Ekibin Cersei’yi ikna etme çabası pek etkili olmadı. Çünkü Cersei’nin gözü dönmüş artık. Geçen bölümde de belirttiğim gibi, aklını kaybetmiş artık. Tek derdi düşmanlarını ezmek. Bir imkanı varsa ki onu da öğrendik, her şeyi deneyecek. Ejderhalar bile onu yerinden kaldırmadı. Jamie’nin ise suratı hemen korku ile doldu. Çünkü Cersei koltuğunda otururken Jamie savaş alanında olanları gördü ve olabilecekleri biliyor. Tabii Cersei’nin karizma wight’i görünce iptal oldu. Ölüm, gerçekti. Hepsinin karşısındaydı. Bu sahne bunun gibi sahneler bu senenin en sevdiğim sahneleri. Acaba ne olacak sorularına resmen cevap aldık. Fakat Cersei’yi hiçbir şekilde ikna edemediler. Ölüm bile onu etkilemeye yetmedi. Dediğim gibi, Cersei tek bir umudu varsa bile ona tutunur.

Bu bölümde önemli olan ve bence -gelecek sezon çıkacak konu- Tyrion ile ne konuştukları? Tyrion ne dedi de ikna etti. Ya da ikna ettiğini mi sandık? Tyrion Cersei’nin planlarını biliyor mu? Çünkü Tyrion’un bölümün sonunda attığı bakışa hiçbir anlam veremedim. “Aşk” ise dizinin en saçma olayı olur. Ama tehlikeli bir bakışsa ki olabilir, Tyrion Khaleesi’nin kehanetindeki son ihanet mi?

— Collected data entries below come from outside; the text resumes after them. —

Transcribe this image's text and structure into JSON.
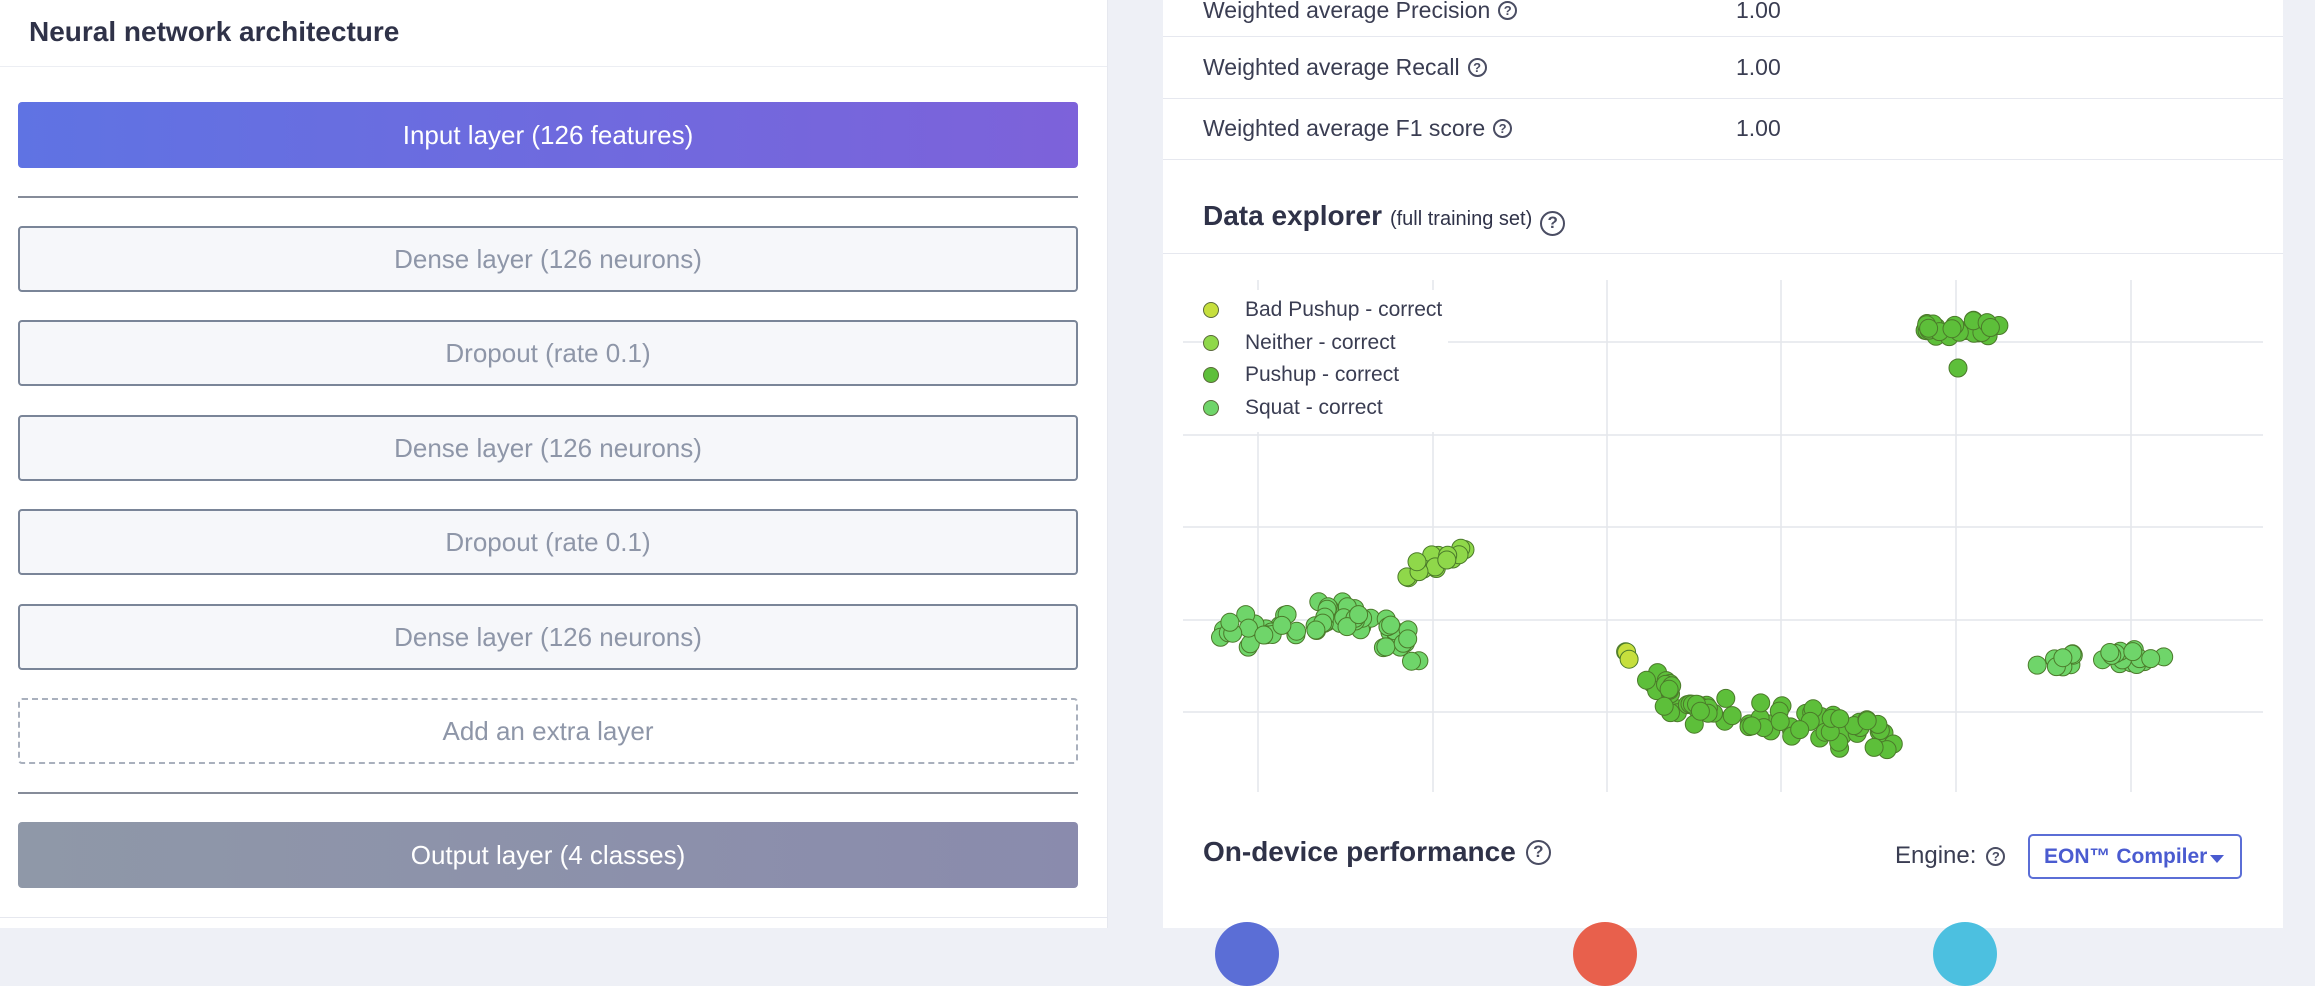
{
  "left": {
    "title": "Neural network architecture",
    "input_layer": "Input layer (126 features)",
    "layers": [
      "Dense layer (126 neurons)",
      "Dropout (rate 0.1)",
      "Dense layer (126 neurons)",
      "Dropout (rate 0.1)",
      "Dense layer (126 neurons)"
    ],
    "add_layer": "Add an extra layer",
    "output_layer": "Output layer (4 classes)"
  },
  "metrics": [
    {
      "label": "Weighted average Precision",
      "value": "1.00"
    },
    {
      "label": "Weighted average Recall",
      "value": "1.00"
    },
    {
      "label": "Weighted average F1 score",
      "value": "1.00"
    }
  ],
  "explorer": {
    "title": "Data explorer",
    "subtitle": "(full training set)"
  },
  "chart_data": {
    "type": "scatter",
    "grid": true,
    "series": [
      {
        "name": "Bad Pushup - correct",
        "color": "#c6df3d"
      },
      {
        "name": "Neither - correct",
        "color": "#8fd84a"
      },
      {
        "name": "Pushup - correct",
        "color": "#5dbf3a"
      },
      {
        "name": "Squat - correct",
        "color": "#6fd56a"
      }
    ]
  },
  "performance": {
    "title": "On-device performance",
    "engine_label": "Engine:",
    "engine_value": "EON™ Compiler",
    "circle_colors": [
      "#5b6ed6",
      "#e8604c",
      "#4cc0e0"
    ]
  },
  "icons": {
    "help": "help-circle-icon",
    "caret": "caret-down-icon"
  },
  "help_glyph": "?"
}
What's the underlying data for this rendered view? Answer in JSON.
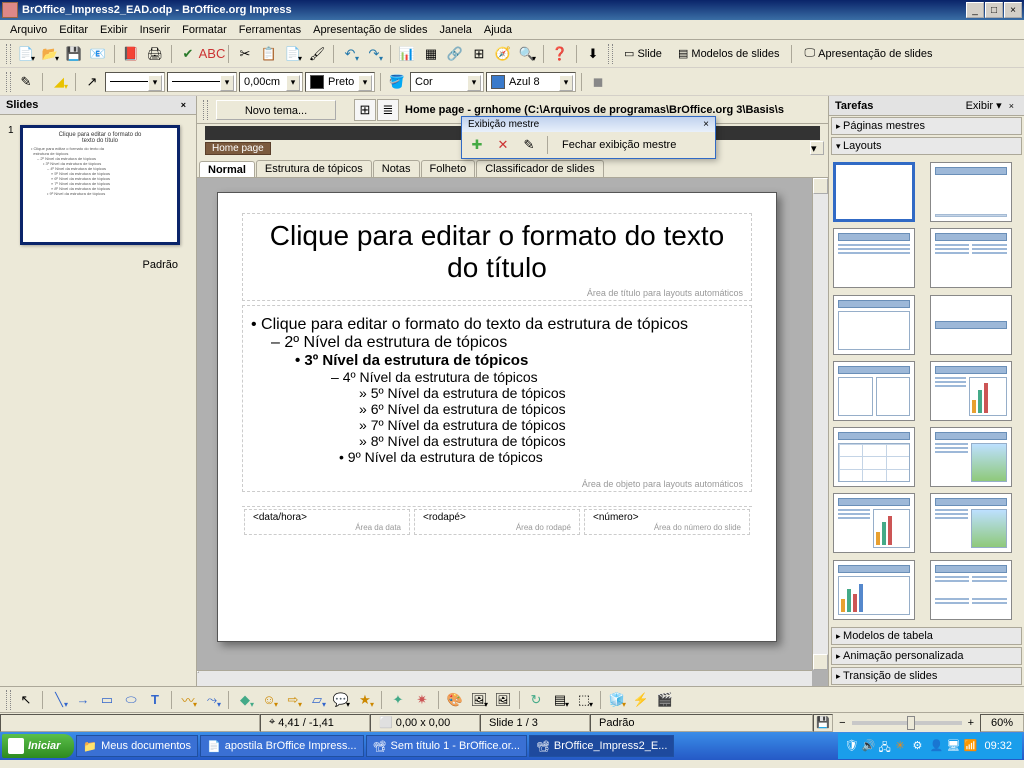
{
  "titlebar": {
    "text": "BrOffice_Impress2_EAD.odp - BrOffice.org Impress"
  },
  "menus": [
    "Arquivo",
    "Editar",
    "Exibir",
    "Inserir",
    "Formatar",
    "Ferramentas",
    "Apresentação de slides",
    "Janela",
    "Ajuda"
  ],
  "toolbar2": {
    "width_value": "0,00cm",
    "color1_label": "Preto",
    "fill_label": "Cor",
    "color2_label": "Azul 8"
  },
  "slide_button": "Slide",
  "masters_button": "Modelos de slides",
  "presentation_button": "Apresentação de slides",
  "slides_panel": {
    "title": "Slides",
    "slide_number": "1",
    "slide_name": "Padrão"
  },
  "center": {
    "novo_tema": "Novo tema...",
    "path": "Home page - grnhome (C:\\Arquivos de programas\\BrOffice.org 3\\Basis\\s",
    "brown_tab": "Home page",
    "master_window": {
      "title": "Exibição mestre",
      "close_label": "Fechar exibição mestre"
    },
    "tabs": [
      "Normal",
      "Estrutura de tópicos",
      "Notas",
      "Folheto",
      "Classificador de slides"
    ],
    "active_tab": 0
  },
  "slide": {
    "title": "Clique para editar o formato do texto do título",
    "title_hint": "Área de título para layouts automáticos",
    "lines": [
      {
        "lvl": "l1",
        "t": "Clique para editar o formato do texto da estrutura de tópicos"
      },
      {
        "lvl": "l2",
        "t": "2º Nível da estrutura de tópicos"
      },
      {
        "lvl": "l3",
        "t": "3º Nível da estrutura de tópicos"
      },
      {
        "lvl": "l4",
        "t": "4º Nível da estrutura de tópicos"
      },
      {
        "lvl": "l5",
        "t": "5º Nível da estrutura de tópicos"
      },
      {
        "lvl": "l5",
        "t": "6º Nível da estrutura de tópicos"
      },
      {
        "lvl": "l5",
        "t": "7º Nível da estrutura de tópicos"
      },
      {
        "lvl": "l5",
        "t": "8º Nível da estrutura de tópicos"
      },
      {
        "lvl": "l9",
        "t": "9º Nível da estrutura de tópicos"
      }
    ],
    "object_hint": "Área de objeto para layouts automáticos",
    "ph_date": "<data/hora>",
    "ph_date_hint": "Área da data",
    "ph_footer": "<rodapé>",
    "ph_footer_hint": "Área do rodapé",
    "ph_num": "<número>",
    "ph_num_hint": "Área do número do slide"
  },
  "tasks": {
    "title": "Tarefas",
    "view_label": "Exibir",
    "sections": [
      "Páginas mestres",
      "Layouts",
      "Modelos de tabela",
      "Animação personalizada",
      "Transição de slides"
    ]
  },
  "status": {
    "pos": "4,41 / -1,41",
    "size": "0,00 x 0,00",
    "slide": "Slide 1 / 3",
    "master": "Padrão",
    "zoom": "60%"
  },
  "taskbar": {
    "start": "Iniciar",
    "items": [
      "Meus documentos",
      "apostila BrOffice Impress...",
      "Sem título 1 - BrOffice.or...",
      "BrOffice_Impress2_E..."
    ],
    "active_index": 3,
    "clock": "09:32"
  }
}
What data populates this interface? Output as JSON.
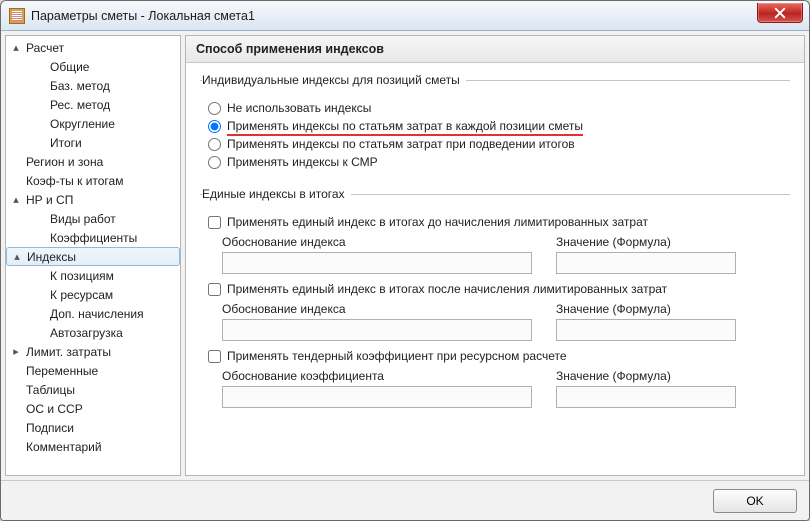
{
  "window": {
    "title": "Параметры сметы - Локальная смета1"
  },
  "tree": [
    {
      "indent": 0,
      "toggle": "▴",
      "label": "Расчет"
    },
    {
      "indent": 1,
      "label": "Общие"
    },
    {
      "indent": 1,
      "label": "Баз. метод"
    },
    {
      "indent": 1,
      "label": "Рес. метод"
    },
    {
      "indent": 1,
      "label": "Округление"
    },
    {
      "indent": 1,
      "label": "Итоги"
    },
    {
      "indent": 0,
      "label": "Регион и зона"
    },
    {
      "indent": 0,
      "label": "Коэф-ты к итогам"
    },
    {
      "indent": 0,
      "toggle": "▴",
      "label": "НР и СП"
    },
    {
      "indent": 1,
      "label": "Виды работ"
    },
    {
      "indent": 1,
      "label": "Коэффициенты"
    },
    {
      "indent": 0,
      "toggle": "▴",
      "label": "Индексы",
      "selected": true
    },
    {
      "indent": 1,
      "label": "К позициям"
    },
    {
      "indent": 1,
      "label": "К ресурсам"
    },
    {
      "indent": 1,
      "label": "Доп. начисления"
    },
    {
      "indent": 1,
      "label": "Автозагрузка"
    },
    {
      "indent": 0,
      "toggle": "▸",
      "label": "Лимит. затраты"
    },
    {
      "indent": 0,
      "label": "Переменные"
    },
    {
      "indent": 0,
      "label": "Таблицы"
    },
    {
      "indent": 0,
      "label": "ОС и ССР"
    },
    {
      "indent": 0,
      "label": "Подписи"
    },
    {
      "indent": 0,
      "label": "Комментарий"
    }
  ],
  "main": {
    "header": "Способ применения индексов",
    "group1": {
      "legend": "Индивидуальные индексы для позиций сметы",
      "options": [
        "Не использовать индексы",
        "Применять индексы по статьям затрат в каждой позиции сметы",
        "Применять индексы по статьям затрат при подведении итогов",
        "Применять индексы к СМР"
      ],
      "selected": 1
    },
    "group2": {
      "legend": "Единые индексы в итогах",
      "blocks": [
        {
          "check": "Применять единый индекс в итогах до начисления лимитированных затрат",
          "field1_label": "Обоснование индекса",
          "field2_label": "Значение (Формула)",
          "field1_value": "",
          "field2_value": ""
        },
        {
          "check": "Применять единый индекс в итогах после начисления лимитированных затрат",
          "field1_label": "Обоснование индекса",
          "field2_label": "Значение (Формула)",
          "field1_value": "",
          "field2_value": ""
        },
        {
          "check": "Применять тендерный коэффициент при ресурсном расчете",
          "field1_label": "Обоснование коэффициента",
          "field2_label": "Значение (Формула)",
          "field1_value": "",
          "field2_value": ""
        }
      ]
    }
  },
  "footer": {
    "ok": "OK"
  }
}
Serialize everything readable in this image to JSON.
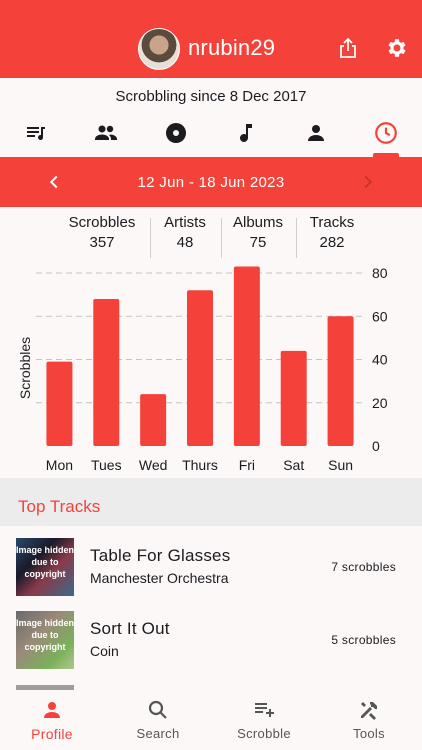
{
  "header": {
    "username": "nrubin29",
    "avatar_icon": "user-avatar",
    "share_icon": "share-icon",
    "settings_icon": "gear-icon",
    "color": "#f4423b"
  },
  "profile": {
    "since": "Scrobbling since 8 Dec 2017"
  },
  "tabs": [
    {
      "icon": "playlist-icon",
      "active": false
    },
    {
      "icon": "friends-icon",
      "active": false
    },
    {
      "icon": "album-icon",
      "active": false
    },
    {
      "icon": "music-note-icon",
      "active": false
    },
    {
      "icon": "person-icon",
      "active": false
    },
    {
      "icon": "clock-icon",
      "active": true
    }
  ],
  "period": {
    "label": "12 Jun - 18 Jun 2023",
    "prev_icon": "chevron-left-icon",
    "next_icon": "chevron-right-icon"
  },
  "stats": [
    {
      "label": "Scrobbles",
      "value": "357"
    },
    {
      "label": "Artists",
      "value": "48"
    },
    {
      "label": "Albums",
      "value": "75"
    },
    {
      "label": "Tracks",
      "value": "282"
    }
  ],
  "chart_data": {
    "type": "bar",
    "categories": [
      "Mon",
      "Tues",
      "Wed",
      "Thurs",
      "Fri",
      "Sat",
      "Sun"
    ],
    "values": [
      39,
      68,
      24,
      72,
      83,
      44,
      60
    ],
    "ylabel": "Scrobbles",
    "ylim": [
      0,
      80
    ],
    "yticks": [
      "0",
      "20",
      "40",
      "60",
      "80"
    ],
    "grid": true,
    "color": "#f4423b"
  },
  "top_tracks": {
    "title": "Top Tracks",
    "items": [
      {
        "title": "Table For Glasses",
        "artist": "Manchester Orchestra",
        "count": "7 scrobbles",
        "thumb_text": "Image hidden due to copyright"
      },
      {
        "title": "Sort It Out",
        "artist": "Coin",
        "count": "5 scrobbles",
        "thumb_text": "Image hidden due to copyright"
      }
    ]
  },
  "nav": [
    {
      "label": "Profile",
      "icon": "person-icon",
      "active": true
    },
    {
      "label": "Search",
      "icon": "search-icon",
      "active": false
    },
    {
      "label": "Scrobble",
      "icon": "playlist-add-icon",
      "active": false
    },
    {
      "label": "Tools",
      "icon": "tools-icon",
      "active": false
    }
  ]
}
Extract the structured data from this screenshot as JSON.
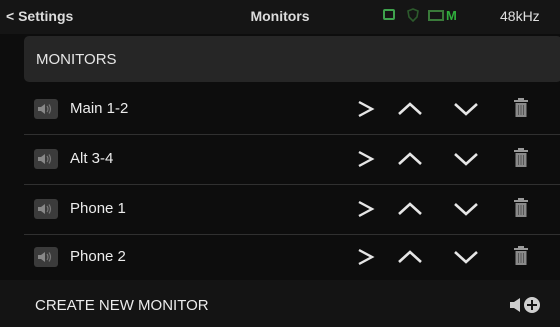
{
  "topbar": {
    "back_label": "< Settings",
    "title": "Monitors",
    "status_m": "M",
    "sample_rate": "48kHz"
  },
  "section": {
    "header": "MONITORS"
  },
  "monitors": [
    {
      "label": "Main 1-2"
    },
    {
      "label": "Alt 3-4"
    },
    {
      "label": "Phone 1"
    },
    {
      "label": "Phone 2"
    }
  ],
  "footer": {
    "create_label": "CREATE NEW MONITOR"
  },
  "colors": {
    "background": "#0d0d0d",
    "row_bg": "#262626",
    "status_green": "#2fae3c"
  }
}
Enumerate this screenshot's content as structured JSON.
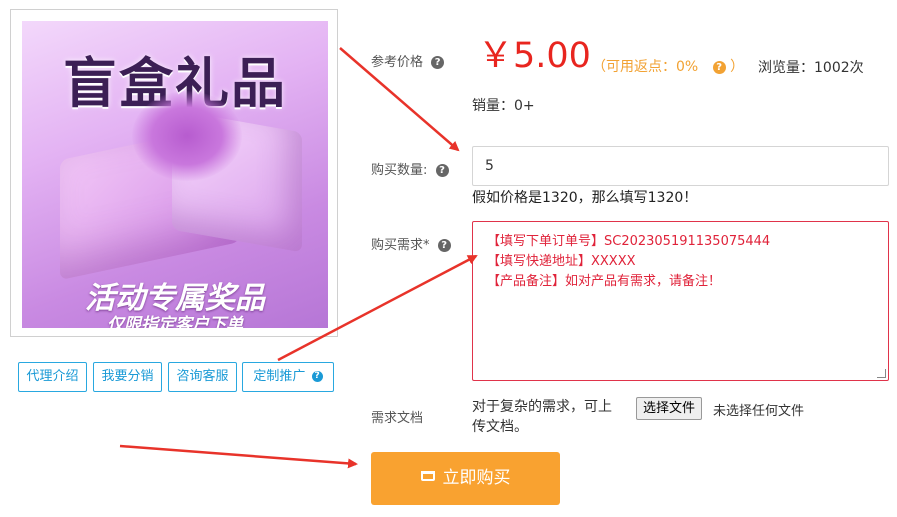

Cersei oldukça zeki biri. Essos’taki yardımı Euron’u kullanarak getirtecek ve ne olursa olsun savaşı kazanmaya çalışacak. Ama Jamie buna rağmen kazanamayacağını biliyor. Tabii kime anlatıyor. Bu onların -sonunda- gerçekten yollarını ayırmasına sebep oldu. Cersei, savaşı görmediği için kazanacağına inanıyor fakat Jamie körü körüne inanmak istemiyor. Ve en sonunda ayrılarak çok ama çok büyük bir hareket yaptı. Onun ayrılması demek Cersei’nin ihanetini anlatması demek. Keza onun ayrılışı ile King’s Landing’e kış geldi. Boş sokak kareleri gerçekten de harikaydı, 7 sezonda neler oldu neler bitti buralarda, en sonunda kış geldi.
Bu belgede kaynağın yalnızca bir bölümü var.